先生が私の名を呼ぶ時~ココロに差した光~
それからも先生はちょくちょく私に話しかけてきた。
「先生、ここで最後です。」
最後の教室の前に来ると、先生は「どーも」とだけ言った。
「じゃあ、これで」
さようならと言って立ち去ろうとした私の手を先生がいきなり掴んだ。
「え、何」
「俺の女になる?」
・・・・・・・・・えっ・・?
「はぁぁぁぁぁぁぁぁっ!?」
何言ってんのこいつ!?しかも俺の女ってどーゆーこと!?
「何言ってるんですか!?」
「だから、俺の女になるっつってんだよ」
意味わかんないし!なんでそうなるの?
はてなマークが頭に浮かんでいる私をみて先生はくっくっと笑った。
「・・・からかって遊ばないでください。

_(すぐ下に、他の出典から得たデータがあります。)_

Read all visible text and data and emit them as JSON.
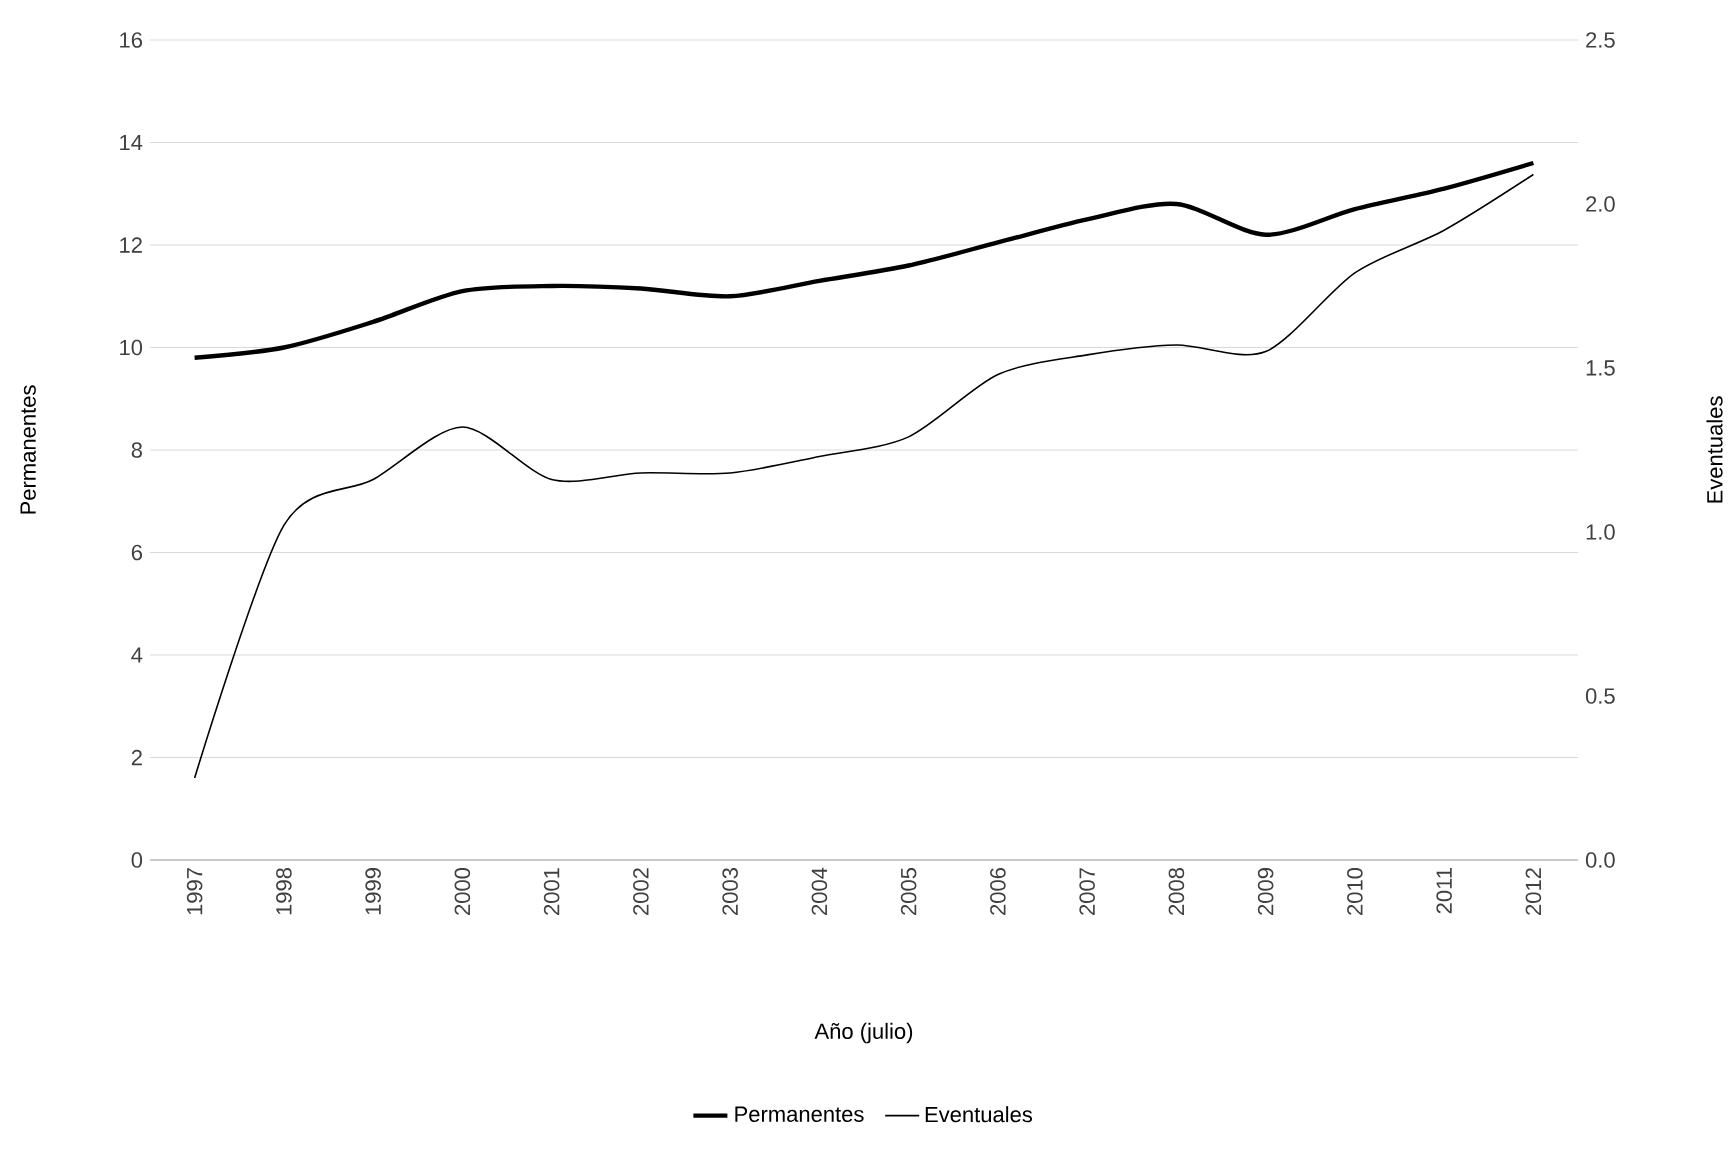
{
  "chart_data": {
    "type": "line",
    "xlabel": "Año (julio)",
    "ylabel": "Permanentes",
    "y2label": "Eventuales",
    "categories": [
      "1997",
      "1998",
      "1999",
      "2000",
      "2001",
      "2002",
      "2003",
      "2004",
      "2005",
      "2006",
      "2007",
      "2008",
      "2009",
      "2010",
      "2011",
      "2012"
    ],
    "series": [
      {
        "name": "Permanentes",
        "color": "#000000",
        "values": [
          9.8,
          10.0,
          10.5,
          11.1,
          11.2,
          11.15,
          11.0,
          11.3,
          11.6,
          12.05,
          12.5,
          12.8,
          12.2,
          12.7,
          13.1,
          13.6
        ]
      },
      {
        "name": "Eventuales",
        "color": "#000000",
        "axis": "y2",
        "values": [
          0.25,
          1.02,
          1.16,
          1.32,
          1.16,
          1.18,
          1.18,
          1.23,
          1.29,
          1.48,
          1.54,
          1.57,
          1.55,
          1.79,
          1.92,
          2.09
        ]
      }
    ],
    "ylim": [
      0,
      16
    ],
    "yticks": [
      0,
      2,
      4,
      6,
      8,
      10,
      12,
      14,
      16
    ],
    "y2lim": [
      0,
      2.5
    ],
    "y2ticks": [
      {
        "value": 0,
        "label": "0.0"
      },
      {
        "value": 0.5,
        "label": "0.5"
      },
      {
        "value": 1,
        "label": "1.0"
      },
      {
        "value": 1.5,
        "label": "1.5"
      },
      {
        "value": 2,
        "label": "2.0"
      },
      {
        "value": 2.5,
        "label": "2.5"
      }
    ],
    "grid": "y",
    "legend": "bottom"
  }
}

」
「からかってねーよ。」
「じゃあ冗談言わないでよ。」
「冗談でもねぇ。」
なんなの?この人ありえない・・。
「あんた先生でしょ?」
「今はな。」
「今・・?」
「ほら、もう帰れ。合コン行くんだろ?」
「なんで知ってんの?」
「馬鹿でかい声が聞こえたから。」
はぁ?むかつくーっ・・
でもまぁ、早く帰んなきゃだし。ここは素直に帰ろう・・。
「・・・さようなら」
「おう。じゃーな」
はぁ・・・ほんっと疲れた。帰って寝よ・・。・・・あ・・合コンあったんだ。
家の鍵を開けて私服に着替える。
あんまり気乗りしないけど・・。今日は行かなきゃユキがうるさいし。
「はぁ・・・」
いつものため息をしながら私は家を出た。